Scenarios are not forecasts but ‘plausible futures’ that one builds using carefully considered assumptions. If the assumptions are sound then there is little sense in arguing whether or not they will actually unfold. That’s not the point. The underlying question is: “what if?” They are very useful, powerful tools for thinking about strategy in a VUCA world. I have been a great fan of them for nearly thirty years, ever since Clem Sunter (then chairman of Anglo American’s gold and uranium division) helped bring down apartheid with his set of “High Road, Low Road” scenarios. I have used scenario planning with clients myself in a range of circumstances and industries, to good effect.

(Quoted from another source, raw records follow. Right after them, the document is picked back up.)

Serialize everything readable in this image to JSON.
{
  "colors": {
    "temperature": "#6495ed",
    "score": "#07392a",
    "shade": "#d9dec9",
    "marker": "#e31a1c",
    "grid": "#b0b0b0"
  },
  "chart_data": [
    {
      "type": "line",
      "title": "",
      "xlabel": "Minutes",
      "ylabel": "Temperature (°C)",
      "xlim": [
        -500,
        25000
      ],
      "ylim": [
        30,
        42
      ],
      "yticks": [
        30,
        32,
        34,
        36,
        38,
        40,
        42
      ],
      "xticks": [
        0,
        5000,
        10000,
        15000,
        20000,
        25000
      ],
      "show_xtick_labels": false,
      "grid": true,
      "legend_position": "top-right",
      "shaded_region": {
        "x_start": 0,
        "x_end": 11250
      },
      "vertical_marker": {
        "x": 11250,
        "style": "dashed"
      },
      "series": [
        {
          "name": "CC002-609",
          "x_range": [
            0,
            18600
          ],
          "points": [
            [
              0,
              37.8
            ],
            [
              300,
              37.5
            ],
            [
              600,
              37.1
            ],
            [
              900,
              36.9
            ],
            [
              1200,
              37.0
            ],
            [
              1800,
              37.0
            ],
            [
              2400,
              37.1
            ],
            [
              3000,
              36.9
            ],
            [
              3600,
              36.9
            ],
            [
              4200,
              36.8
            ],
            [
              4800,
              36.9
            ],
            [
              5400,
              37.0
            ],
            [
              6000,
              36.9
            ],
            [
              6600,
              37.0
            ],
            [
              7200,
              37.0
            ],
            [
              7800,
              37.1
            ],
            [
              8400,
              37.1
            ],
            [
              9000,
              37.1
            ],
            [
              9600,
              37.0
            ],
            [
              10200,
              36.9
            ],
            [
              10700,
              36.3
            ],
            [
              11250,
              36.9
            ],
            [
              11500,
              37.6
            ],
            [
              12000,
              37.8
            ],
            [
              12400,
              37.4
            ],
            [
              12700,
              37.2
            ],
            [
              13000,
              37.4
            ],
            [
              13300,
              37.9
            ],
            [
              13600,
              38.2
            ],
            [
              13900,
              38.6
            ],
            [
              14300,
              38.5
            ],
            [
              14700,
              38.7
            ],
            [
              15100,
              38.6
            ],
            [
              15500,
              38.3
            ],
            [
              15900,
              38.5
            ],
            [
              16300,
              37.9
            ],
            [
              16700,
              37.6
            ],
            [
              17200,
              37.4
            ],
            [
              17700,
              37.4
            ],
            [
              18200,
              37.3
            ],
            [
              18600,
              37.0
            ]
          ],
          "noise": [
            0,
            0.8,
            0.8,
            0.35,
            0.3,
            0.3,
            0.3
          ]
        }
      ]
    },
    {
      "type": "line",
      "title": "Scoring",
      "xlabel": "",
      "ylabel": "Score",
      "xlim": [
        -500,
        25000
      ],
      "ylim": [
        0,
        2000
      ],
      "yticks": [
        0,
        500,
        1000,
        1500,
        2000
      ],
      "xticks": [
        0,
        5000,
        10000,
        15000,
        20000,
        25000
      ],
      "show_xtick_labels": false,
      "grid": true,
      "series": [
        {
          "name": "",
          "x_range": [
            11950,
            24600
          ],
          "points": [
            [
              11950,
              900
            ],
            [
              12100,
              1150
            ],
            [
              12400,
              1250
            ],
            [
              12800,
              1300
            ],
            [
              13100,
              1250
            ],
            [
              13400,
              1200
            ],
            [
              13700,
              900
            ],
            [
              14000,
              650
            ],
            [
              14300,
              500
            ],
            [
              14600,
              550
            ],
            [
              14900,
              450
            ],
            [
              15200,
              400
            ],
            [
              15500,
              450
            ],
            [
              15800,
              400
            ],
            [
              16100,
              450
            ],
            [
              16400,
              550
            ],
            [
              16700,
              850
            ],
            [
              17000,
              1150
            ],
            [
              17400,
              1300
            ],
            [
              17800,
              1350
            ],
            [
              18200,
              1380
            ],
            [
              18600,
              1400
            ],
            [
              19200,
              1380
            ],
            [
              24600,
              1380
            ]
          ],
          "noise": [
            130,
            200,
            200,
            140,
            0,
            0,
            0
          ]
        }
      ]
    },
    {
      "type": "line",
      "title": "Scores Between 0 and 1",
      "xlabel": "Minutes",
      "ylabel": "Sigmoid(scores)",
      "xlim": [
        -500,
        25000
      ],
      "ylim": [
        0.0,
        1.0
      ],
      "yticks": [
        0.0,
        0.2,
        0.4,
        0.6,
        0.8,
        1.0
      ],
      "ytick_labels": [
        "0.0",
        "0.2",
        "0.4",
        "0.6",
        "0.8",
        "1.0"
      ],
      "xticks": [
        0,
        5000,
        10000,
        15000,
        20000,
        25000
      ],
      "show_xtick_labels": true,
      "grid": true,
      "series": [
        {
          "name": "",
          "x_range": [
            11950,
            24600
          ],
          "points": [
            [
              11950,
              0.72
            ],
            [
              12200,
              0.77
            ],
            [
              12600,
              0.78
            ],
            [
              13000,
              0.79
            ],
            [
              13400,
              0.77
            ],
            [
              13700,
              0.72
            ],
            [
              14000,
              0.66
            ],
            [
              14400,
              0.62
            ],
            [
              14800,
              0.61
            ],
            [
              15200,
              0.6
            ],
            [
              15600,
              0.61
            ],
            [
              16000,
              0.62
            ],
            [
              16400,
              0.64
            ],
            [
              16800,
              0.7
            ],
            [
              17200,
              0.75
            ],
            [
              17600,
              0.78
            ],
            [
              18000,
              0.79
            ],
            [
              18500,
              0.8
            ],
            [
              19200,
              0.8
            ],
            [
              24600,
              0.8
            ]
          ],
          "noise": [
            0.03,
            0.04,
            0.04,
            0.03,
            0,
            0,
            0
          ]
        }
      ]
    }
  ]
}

Let’s consider the two variables:

  1. The COVID-19 pandemic recedes or an effective vaccine becomes available at scale, or not.
  2. A good trade deal is negotiated between the UK and the EU this year, or not.

This quickly yields a 2×2 matrix of four scenarios (see diagram below) only one of which is in any way palatable for the UK. That is, the ‘Build a New Future’ scenario in which the COVID-19 crisis ends and a good deal is reached with the EU.

  Click here for full-sized PDF version

Under any of the other three scenarios:

  • How many more British businesses, already weakened by COVID-19, will go bankrupt?
  • How many more British jobs will be lost?
  • Will voters in Northern Island invoke the Good Friday Agreement and hold a referendum, voting to join the Republic of Ireland? Will the Scots seek independence again, and this time get it?
  • Will London remain one of the two preeminent financial centres in the world?
  • What will be the impact on Sterling?

And so on. One can think up a dozen or two more important questions without even breaking a sweat. For law firms some of the most important questions under each scenario would be:

  • what impact would this have on our key clients and their legal needs?
  • what practice areas and service lines that we supply would be in demand, or not?
  • how would we optimise our business performance?
  • what specific actions do we need to take?

Going through scenario planning exercises with your teams will have you discovering things that you should do  irrespective of which scenario unfolds (even entirely different ones). These you might build into your strategy, in any event. You will also develop a very sound foundation for contingency plans to guide your thinking if life ends up different to what you expected. Scenarios can also be built as easily around opportunities as threats, so they should not be viewed only as risk management. Like exercise, with regular use they help teams become more strategically resilient and adaptive. Being deeply intellectually challenging, they can also be great fun.

Hopefully 31 December will roll past with COVID-19 contained and a beaming Boris waving a signed trade deal in the air. That would be good. But we can’t bet our firms on it being certain that this will be so.